Non l’esatta copia del precedente come dice Wikipedia, ma un edificio notevole, ancorché finto: un castello con tanto di fossato e ponte levatoio, cinque piani più due interrati, quaranta stanze, le camere da bagno (una novità per quel tempo!) e sale ricchissime di suppellettili e affreschi medievaleggianti.

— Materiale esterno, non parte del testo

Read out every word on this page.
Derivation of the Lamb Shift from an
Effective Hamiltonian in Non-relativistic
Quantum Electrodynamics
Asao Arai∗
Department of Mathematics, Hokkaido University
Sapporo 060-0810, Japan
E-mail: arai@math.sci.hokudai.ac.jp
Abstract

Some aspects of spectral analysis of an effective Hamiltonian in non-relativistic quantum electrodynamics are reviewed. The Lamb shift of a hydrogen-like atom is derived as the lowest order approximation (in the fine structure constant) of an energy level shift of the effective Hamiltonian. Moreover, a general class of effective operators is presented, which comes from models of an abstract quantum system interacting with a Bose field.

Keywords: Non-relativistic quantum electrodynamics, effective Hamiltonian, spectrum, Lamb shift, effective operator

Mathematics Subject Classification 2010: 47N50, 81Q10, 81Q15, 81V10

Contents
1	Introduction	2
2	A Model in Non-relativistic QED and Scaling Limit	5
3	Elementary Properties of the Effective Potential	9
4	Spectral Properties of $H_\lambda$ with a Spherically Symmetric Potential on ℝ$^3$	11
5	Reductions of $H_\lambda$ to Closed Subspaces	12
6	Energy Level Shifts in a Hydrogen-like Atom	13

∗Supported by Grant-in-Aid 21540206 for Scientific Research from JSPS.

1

Il conte morì nel 1940, Caroline quattro anni più tardi. Undici anni dopo il castello nuovo fu abbandonato. A poco a poco, anno dopo anno, fu depredato, spogliato, vandalizzato. Ora è come lo vedete nelle foto: si trova in mezzo ad un bosco, semiabbandonato, fortunatamente sembrano in atto lavori di manutenzione.Lo so, il castello nuovo di Rovasenda se confrontato con il vecchio, millenario, ha il sapore del kitsch…Ma credetemi, una volta restaurato, specie all’interno sarà un gran bel vedere.

p.s. Il conte Luigi non ebbe la fantasia di inventare un motto da dedicare alla propria moglie. Glielo invento io.”Haec et plura” avrebbe dovuto dire alla sua Caroline, – questo e di più – deve dire un uomo alla sua Regina.